Estimation of Canopy Biomass Components in Paddy Rice from Combined Optical and SAR Data Using Multi-Target Gaussian Regressor Stacking
Crop biomass is a critical variable to make sound decisions about field crop monitoring activities (fertilizers and irrigation) and crop productivity forecasts. More importantly, crop biomass estimations by components are essential for crop growth monitoring as the yield formation of crops results from the accumulation and transportation of substances between different organs. Retrieval of crop biomass from synthetic aperture radar SAR or optical imagery is of paramount importance for in-season
... monitoring of crop growth. A combination of optical and SAR imagery can compensate for their limitations and has exhibited comparative advantages in biomass estimation. Notably, the joint estimations of biophysical parameters might be more accurate than that of an individual parameter. Previous studies have attempted to use satellite imagery to estimate aboveground biomass, but the estimation of biomass for individual organs remains a challenge.

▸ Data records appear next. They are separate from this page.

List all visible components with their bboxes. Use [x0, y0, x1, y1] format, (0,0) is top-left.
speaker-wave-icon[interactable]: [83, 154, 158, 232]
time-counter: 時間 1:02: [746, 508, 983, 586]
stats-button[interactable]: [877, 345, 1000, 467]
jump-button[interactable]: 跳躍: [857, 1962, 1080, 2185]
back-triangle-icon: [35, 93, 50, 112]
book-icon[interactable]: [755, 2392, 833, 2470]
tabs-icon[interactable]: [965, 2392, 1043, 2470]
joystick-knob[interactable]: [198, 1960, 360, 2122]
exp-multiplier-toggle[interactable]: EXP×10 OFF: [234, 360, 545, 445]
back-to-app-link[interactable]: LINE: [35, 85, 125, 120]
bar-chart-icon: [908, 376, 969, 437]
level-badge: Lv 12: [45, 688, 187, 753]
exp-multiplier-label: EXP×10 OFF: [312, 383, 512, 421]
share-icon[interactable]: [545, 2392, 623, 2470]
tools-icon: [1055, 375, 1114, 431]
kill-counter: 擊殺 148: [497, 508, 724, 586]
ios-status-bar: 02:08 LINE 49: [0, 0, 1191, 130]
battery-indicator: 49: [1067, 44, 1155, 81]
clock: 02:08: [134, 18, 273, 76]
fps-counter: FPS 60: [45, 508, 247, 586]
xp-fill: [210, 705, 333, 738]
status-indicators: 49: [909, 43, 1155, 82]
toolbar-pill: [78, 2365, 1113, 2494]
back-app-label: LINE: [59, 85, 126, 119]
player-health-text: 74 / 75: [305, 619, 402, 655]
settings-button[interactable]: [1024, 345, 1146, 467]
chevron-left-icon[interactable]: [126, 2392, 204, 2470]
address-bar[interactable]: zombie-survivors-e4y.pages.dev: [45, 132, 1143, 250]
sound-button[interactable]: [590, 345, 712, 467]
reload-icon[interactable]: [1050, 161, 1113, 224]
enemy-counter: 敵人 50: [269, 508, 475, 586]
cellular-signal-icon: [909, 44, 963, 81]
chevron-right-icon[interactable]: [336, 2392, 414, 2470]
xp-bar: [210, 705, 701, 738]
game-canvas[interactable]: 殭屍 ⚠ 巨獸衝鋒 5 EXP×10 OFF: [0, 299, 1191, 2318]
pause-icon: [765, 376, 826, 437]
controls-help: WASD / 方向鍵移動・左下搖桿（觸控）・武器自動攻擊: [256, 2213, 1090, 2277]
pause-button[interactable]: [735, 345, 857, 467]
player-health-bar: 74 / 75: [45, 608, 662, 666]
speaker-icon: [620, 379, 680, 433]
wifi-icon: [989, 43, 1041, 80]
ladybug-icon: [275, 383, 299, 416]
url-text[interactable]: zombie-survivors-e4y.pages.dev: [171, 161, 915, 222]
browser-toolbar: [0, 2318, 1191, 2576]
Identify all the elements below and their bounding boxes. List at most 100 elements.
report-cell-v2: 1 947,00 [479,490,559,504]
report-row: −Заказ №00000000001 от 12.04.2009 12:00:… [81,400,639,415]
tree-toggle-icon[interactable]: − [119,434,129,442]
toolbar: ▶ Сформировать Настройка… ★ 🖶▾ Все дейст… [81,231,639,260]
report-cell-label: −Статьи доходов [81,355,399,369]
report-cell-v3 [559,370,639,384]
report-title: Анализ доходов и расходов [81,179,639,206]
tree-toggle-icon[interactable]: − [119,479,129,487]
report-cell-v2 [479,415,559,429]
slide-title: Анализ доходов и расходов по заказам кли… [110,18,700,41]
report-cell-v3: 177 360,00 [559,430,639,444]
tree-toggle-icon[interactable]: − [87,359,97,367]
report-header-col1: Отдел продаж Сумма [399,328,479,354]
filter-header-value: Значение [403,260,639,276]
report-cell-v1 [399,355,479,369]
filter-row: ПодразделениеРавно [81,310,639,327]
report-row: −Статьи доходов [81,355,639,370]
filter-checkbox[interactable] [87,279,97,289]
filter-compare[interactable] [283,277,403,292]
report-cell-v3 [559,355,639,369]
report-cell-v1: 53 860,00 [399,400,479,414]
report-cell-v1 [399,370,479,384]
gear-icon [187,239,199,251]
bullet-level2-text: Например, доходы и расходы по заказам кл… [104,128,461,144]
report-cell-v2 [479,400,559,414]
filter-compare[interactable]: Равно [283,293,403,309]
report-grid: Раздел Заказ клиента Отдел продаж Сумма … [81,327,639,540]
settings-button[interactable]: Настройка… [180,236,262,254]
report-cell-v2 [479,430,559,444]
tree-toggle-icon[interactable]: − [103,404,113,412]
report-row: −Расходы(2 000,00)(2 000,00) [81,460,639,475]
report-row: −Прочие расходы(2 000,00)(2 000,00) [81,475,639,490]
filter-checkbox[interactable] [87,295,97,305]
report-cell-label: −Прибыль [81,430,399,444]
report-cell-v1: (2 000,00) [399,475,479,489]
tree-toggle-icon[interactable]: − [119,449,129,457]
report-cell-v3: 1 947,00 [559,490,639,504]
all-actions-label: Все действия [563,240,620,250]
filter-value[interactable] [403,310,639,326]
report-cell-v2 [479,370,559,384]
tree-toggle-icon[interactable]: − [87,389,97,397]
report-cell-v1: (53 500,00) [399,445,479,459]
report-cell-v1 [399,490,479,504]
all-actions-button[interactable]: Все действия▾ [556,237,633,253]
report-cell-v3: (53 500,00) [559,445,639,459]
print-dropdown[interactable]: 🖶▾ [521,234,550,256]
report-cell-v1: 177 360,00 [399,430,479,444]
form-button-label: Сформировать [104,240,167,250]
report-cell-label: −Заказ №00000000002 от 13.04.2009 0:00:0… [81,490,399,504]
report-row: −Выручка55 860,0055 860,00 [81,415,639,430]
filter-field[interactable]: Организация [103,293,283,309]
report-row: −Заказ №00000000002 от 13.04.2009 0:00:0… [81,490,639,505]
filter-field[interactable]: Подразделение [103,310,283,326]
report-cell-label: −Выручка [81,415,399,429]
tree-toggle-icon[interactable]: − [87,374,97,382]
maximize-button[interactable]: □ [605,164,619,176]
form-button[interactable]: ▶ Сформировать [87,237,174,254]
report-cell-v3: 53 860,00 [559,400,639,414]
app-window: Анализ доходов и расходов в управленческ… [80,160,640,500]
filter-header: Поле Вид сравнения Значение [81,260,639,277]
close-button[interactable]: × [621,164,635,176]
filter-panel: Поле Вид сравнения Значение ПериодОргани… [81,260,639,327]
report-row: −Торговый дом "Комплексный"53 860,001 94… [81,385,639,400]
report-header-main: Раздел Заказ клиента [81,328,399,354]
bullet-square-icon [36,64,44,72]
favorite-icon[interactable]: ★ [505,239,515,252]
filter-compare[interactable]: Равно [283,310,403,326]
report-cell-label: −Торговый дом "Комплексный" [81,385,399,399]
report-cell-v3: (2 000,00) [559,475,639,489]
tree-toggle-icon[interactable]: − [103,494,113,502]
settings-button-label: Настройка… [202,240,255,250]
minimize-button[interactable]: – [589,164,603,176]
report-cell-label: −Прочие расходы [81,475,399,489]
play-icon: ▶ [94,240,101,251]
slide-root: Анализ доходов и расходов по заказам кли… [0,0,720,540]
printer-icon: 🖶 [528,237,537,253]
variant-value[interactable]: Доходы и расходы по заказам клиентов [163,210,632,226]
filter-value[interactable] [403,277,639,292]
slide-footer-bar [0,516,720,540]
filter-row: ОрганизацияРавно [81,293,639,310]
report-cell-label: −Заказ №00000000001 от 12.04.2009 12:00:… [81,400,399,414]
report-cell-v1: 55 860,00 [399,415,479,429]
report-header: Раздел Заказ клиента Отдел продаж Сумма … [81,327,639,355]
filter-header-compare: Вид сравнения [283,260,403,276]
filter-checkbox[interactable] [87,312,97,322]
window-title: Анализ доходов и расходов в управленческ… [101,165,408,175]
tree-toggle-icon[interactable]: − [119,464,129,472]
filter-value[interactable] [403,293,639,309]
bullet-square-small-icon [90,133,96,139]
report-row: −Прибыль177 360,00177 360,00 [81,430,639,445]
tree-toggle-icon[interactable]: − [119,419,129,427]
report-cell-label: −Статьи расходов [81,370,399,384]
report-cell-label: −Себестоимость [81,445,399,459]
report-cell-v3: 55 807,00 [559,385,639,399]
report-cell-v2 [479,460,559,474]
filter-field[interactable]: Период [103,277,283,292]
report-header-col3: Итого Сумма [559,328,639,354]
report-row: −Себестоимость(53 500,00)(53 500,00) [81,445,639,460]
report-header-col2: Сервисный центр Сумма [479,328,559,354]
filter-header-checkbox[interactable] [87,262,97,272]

Multi-target Gaussian process regressor stacking (MGPRS), as a new machine learning method, can be suitably utilized to estimate biomass components jointly from satellite imagery data, as the model does not require a large amount of data for training and can be adjusted to the required degrees of relationship exhibited by the given data. Thus, the aim of this study was to estimate the biomass of individual organs by using MGPRS in conjunction with optical (Sentinel-2A) and SAR (Sentinel-1A) imagery. Two hybrid indices, SAR and optical multiplication vegetation index (SOMVI) and SAR and optical difference vegetation index (SODVI), have been constructed to examine their estimation performance. The hybrid vegetation indices were used as input for the MGPRS and single-target Gaussian process regression (SGPR). The accuracy of the estimation methods was analyzed by in situ measurements of aboveground biomass (AGB) and organ biomass conducted in 2018 and 2019 over the paddy rice fields of Xinghua in Jiangsu Province, China. The results showed that the combined indices (SOMVI and SODVI) performed better than those derived from either the optical or SAR data only. The best predictive accuracy was achieved by the MGPRS using SODVI as input (r2 = 0.84, RMSE = 0.4 kg/m2 for stem biomass; r2 = 0.87, RMSE = 0.16 kg/m2 for AGB). This was higher than using SOMVI as input for the MGPRS (r2 = 0.71, RMSE = 1.12 kg/m2 for stem biomass; r2 = 0.71, RMSE = 0.56 kg/m2 for AGB) or SGPR (r2 = 0.63, RMSE = 1.08 kg/m2 for stem biomass; r2 = 0.67, RMSE = 1.08 kg/m2 for AGB). Relatively, higher accuracy for leaf biomass was achieved using SOMVI (r2 = 0.83) than using SODVI (r2 = 0.73) as input for MGPRS. Our results demonstrate that the combined indices are effective by integrating SAR and optical imagery and MGPRS outperformed SGPR with the same input variable for estimating rice crop biomass. The presented workflow will improve the estimation of crops biomass components from satellite data for effective crop growth monitoring.